Several global registration methods using homogeneous and heterogenous correspondences are known. For example, it is possible to determine a closed-form solution for the registration given point-to-point, line-to-line, plane-to-plane, point-to-line, point-to-plane, or line-to-plane correspondences. One method obtains a global optimal solution from point-to-point, point-to-line, and point-to-plane correspondences using branch-and-bound. Another method uses branch-and-bound to obtain the optimal correspondences as well as transformation for the point-to-point registration problem.
SLAM Using 3D Sensors
In mobile robotics, some 3D-sensor-based methods use a simultaneous localization and mapping (SLAM) system for determining a motion of the sensor as well as reconstructing a scene structure. Those methods typically use geometric features such as point, line, or plane primitives. 3D sensors that provide a planar slice of 3D data, such as 2D laser scanners or ultrasonic sensors, can be used for determining planar, three degrees-of-freedom (DOF) motion. 3D sensors that provide full 3D point clouds, such as structured light scanners, 2D laser scanners attached on moving stages, and the Kinect sensor can be used for determining six DOF motion.
RGB-D mapping extracts keypoints from RGB images, back-projects the points in 3D using depth maps, and uses three point-to-point correspondences to determine an initial estimate of the pose using the RANSAC procedure, which is further refined using the ICP method.
Another method uses three plane-to-plane correspondences in a SLAM system with 3D sensors. That method addresses the correspondence problem using geometric constraints between planes.
Another method uses a combination of smaller field-of-view (FOV) 3D sensor and a larger FOV 2D laser scanner for the SLAM system using both planes and line segments as primitives. That method is designed for a sequential SLAM system that solves a local registration problem, and cannot solve global registration.
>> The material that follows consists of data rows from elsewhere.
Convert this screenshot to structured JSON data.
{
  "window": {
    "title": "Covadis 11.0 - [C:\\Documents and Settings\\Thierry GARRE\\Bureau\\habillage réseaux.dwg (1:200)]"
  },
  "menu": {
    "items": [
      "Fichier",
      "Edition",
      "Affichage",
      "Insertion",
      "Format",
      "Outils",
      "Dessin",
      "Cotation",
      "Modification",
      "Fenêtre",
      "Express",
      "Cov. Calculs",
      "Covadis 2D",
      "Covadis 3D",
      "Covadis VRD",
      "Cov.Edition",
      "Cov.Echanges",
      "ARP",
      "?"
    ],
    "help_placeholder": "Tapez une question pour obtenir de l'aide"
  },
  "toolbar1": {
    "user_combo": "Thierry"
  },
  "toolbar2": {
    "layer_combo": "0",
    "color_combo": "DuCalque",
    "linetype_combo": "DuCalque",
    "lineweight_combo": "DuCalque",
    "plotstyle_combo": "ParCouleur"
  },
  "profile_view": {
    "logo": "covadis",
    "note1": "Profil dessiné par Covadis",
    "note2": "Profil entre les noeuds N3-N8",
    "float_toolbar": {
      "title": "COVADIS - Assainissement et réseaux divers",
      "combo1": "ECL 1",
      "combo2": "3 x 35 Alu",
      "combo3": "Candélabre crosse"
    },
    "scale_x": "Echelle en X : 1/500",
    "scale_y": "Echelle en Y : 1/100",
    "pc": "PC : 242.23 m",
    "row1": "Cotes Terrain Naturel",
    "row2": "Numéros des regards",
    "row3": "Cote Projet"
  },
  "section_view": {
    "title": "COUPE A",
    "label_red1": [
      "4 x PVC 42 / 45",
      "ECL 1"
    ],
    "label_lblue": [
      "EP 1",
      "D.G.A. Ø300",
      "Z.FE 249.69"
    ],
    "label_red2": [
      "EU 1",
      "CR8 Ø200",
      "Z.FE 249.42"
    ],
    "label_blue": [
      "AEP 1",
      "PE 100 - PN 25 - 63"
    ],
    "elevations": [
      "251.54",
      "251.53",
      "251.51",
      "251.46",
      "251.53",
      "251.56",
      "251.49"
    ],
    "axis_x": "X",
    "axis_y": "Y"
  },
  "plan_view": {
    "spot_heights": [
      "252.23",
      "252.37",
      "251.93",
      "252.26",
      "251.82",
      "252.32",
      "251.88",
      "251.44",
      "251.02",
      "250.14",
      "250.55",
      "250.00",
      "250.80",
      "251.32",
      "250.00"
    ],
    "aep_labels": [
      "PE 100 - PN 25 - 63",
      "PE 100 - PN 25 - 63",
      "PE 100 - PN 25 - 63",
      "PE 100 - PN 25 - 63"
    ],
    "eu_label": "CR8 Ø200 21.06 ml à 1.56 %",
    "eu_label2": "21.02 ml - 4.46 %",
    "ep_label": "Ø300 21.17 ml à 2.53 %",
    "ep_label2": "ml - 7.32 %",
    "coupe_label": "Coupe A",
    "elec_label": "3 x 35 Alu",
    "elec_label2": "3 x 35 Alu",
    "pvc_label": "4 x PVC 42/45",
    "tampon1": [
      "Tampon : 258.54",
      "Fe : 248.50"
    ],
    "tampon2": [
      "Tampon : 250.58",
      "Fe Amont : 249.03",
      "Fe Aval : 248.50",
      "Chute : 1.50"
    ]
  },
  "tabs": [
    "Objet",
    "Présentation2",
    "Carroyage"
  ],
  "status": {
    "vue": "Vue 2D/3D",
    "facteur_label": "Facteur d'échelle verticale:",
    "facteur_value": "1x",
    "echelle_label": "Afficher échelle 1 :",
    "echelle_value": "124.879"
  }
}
KinectFusion registers a current depth map with a virtual depth map generated from a global truncated signed distance function (TSDF) representation by using a coarse-to-fine ICP method. The TSDF representation integrates all previous depth maps registered into a global coordinate system, and enables higher-quality depth map generation than using a single image.
Several other variants of the ICP method are known, but the variants still suffer from local minima issues when the two 3D point clouds are distinct. Registration methods or SLAM systems that solely depend on points suffer from insufficient or incorrect correspondences in textureless regions or regions with repeated patterns. Plane-based techniques suffer from degeneracy issues in scenes containing insufficient number of non-parallel planes.
With 3D sensors such as the Kinect sensor, line correspondences are difficult to obtain because of noisy or missing depth values around depth discontinuities.